Essa semana o Brasil resolveu discutir sobre arte com um fervor inédito. O estopim foi o cancelamento da exposição “Queermuseu – Cartografias da Diferença na Arte Brasileira”, do Santander Cultural de Porto Alegre – que está dividindo opiniões.
Grupos contrários à mostra, como o Movimento Brasil Livre (MBL), alegam que alguns dos quadros expostos fazem apologia à zoofilia, à intolerância religiosa e à pedofilia – como a série de pinturas intitulada “Criança Viada”, de Bia Leite. As telas mostram desenhos de meninos com dizeres como “criança viada travesti da lambada” e “criança viada rainha das águas”. Segundo aqueles que se revoltaram contra o trabalho, tais quadros sexualizam a imagem das crianças, além de colocá-las num contexto vexatório.
Mas realmente faz sentido essa leitura sobre as obras? E de onde surgiu essa ideia provocadora, que acabou revoltando tanta gente?
O conceito da série assinada por Bia nasceu por meio de uma página criada no Tumblr pelo jornalista e ativista LGBT Iran Giusti. “O Criança Viada surgiu em 2013, quando resolvi juntar as fotos dos amigos e amigas que já eram ‘pintosos’ na infância. Em questão de dias, acabou virando uma celebração da comunidade LGBT”, relembra.
https://www.instagram.com/p/BZB2GXQj7Y6/?tagged=crian%C3%A7aviada
Com o sucesso, várias outras pessoas começaram a enviar suas próprias fotos para serem postadas. Iran frisa que todas as imagens publicadas foram enviadas por gente que queria se ver no Tumblr, como uma forma de rir de si mesmo e celebrar a infância – em nenhum momento o tom foi de bullying ou de objetificação do corpo infantil.
Depois de um tempo, Iran resolveu tornar o blog sazonal e só voltava a postar na época do Dia das Crianças. “Em 2014, quando surgiram várias páginas fakes no Facebook e outras redes, encerrei o Tumblr, porque as pessoas estavam usando o projeto como bullying e nunca foi essa a ideia”, relembra.
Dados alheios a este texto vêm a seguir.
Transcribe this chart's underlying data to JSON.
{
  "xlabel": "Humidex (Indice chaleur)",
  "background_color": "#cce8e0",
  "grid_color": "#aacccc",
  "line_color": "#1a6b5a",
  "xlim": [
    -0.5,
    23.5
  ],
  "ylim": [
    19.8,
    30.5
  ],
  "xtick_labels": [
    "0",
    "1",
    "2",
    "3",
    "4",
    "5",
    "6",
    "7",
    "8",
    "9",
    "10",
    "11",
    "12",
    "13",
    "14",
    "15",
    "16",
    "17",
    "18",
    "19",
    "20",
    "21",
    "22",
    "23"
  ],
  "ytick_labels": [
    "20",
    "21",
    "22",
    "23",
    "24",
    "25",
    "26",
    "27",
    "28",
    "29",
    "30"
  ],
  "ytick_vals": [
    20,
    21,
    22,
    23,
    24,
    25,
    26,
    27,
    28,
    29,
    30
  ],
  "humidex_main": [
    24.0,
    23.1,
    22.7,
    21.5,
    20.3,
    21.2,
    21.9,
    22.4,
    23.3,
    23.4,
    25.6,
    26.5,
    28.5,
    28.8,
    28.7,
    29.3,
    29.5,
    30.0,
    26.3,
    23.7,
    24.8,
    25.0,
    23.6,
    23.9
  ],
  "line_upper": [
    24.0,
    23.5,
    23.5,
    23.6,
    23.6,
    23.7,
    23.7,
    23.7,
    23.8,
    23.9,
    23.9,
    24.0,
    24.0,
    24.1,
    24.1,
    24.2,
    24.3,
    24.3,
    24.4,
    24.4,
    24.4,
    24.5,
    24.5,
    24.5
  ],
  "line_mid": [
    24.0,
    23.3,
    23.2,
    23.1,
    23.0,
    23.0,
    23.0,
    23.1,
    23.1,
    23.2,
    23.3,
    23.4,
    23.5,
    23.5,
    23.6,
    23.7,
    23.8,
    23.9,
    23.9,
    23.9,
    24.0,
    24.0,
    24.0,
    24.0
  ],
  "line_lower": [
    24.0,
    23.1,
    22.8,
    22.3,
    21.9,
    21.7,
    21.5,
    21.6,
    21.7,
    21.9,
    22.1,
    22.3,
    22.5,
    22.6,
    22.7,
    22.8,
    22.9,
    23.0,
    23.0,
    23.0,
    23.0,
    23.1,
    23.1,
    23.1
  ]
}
Nesse meio tempo, a artista Bia Leite entrou em contato com Iran para mostrar seu projeto artístico. “Achei lindo o trampo e inclusive cheguei a postar no Tumblr. Gosto muito da ideia de coisas que transitam por várias mídias e plataformas e fiquei feliz de ver isso acontecendo com o Criança Viada”.
Segundo Bia, o intuito do trabalho é dar visibilidade a crianças cuja vivência foge aos padrões heteronormativos. “Nós, LGBT, já fomos crianças e esse assunto incomoda. Sou totalmente contra pedofilia e contra abuso psicológico de crianças. O objetivo do trabalho é justamente o contrário. É que essas crianças tenham suas existências respeitadas”, declarou ela em entrevista ao UOL.
Mas dizer que essa crianças são ~viadas~ não seria um atestado de que elas estão sendo inseridas num contexto sexualizado? Para quem acredita que sim, Iran explica:
“A gente tem que entender que gênero é diferente de orientação afetiva sexual e é diferente de sexualidade e principalmente de sexo. Quando a gente fala de criança viada a gente está falando de uma fase em que os papeis de gênero não estão enraizados (ainda bem), porém os adultos – e muitas vezes outras crianças – fazem leituras e são LGBTfóbicas, então a gente precisa falar disso. Não são só adultos que sofrem LGBTfobia, não são só adultos que são agredidos por não seguirem a heteronormatividade”. Vale lembrar que até mesmo promotores do Ministério Público atestaram que não havia incitação à pedofilia nas obras.
Em resposta ao cancelamento do Queermuseu, Iran resolveu reativar o Tumblr nessa quarta-feira (13). Cerca de 24 horas depois, no entanto, a página foi tirada do ar. O motivo? Denúncias de que o conteúdo remete à pornografia infantil. Ironicamente, todas as fotos da página foram tiradas de álbuns de família e são apenas imagens de crianças em situações corriqueiras da infância. Definitivamente não há nada de pornográfico nelas.
“Não tem nenhuma foto de crianças nuas ou fazendo poses eróticas. A gente está apenas falando sobre expressão de gênero. O lance é que as pessoas não veem maldade no projeto e nem nas fotos, elas simplesmente acreditam que ser LGBT e não cumprir a heteronormatividade é errado, e usam a justificativa da pedofilia para censurar e proibir que falemos sobre gênero na infância”, finaliza Iran.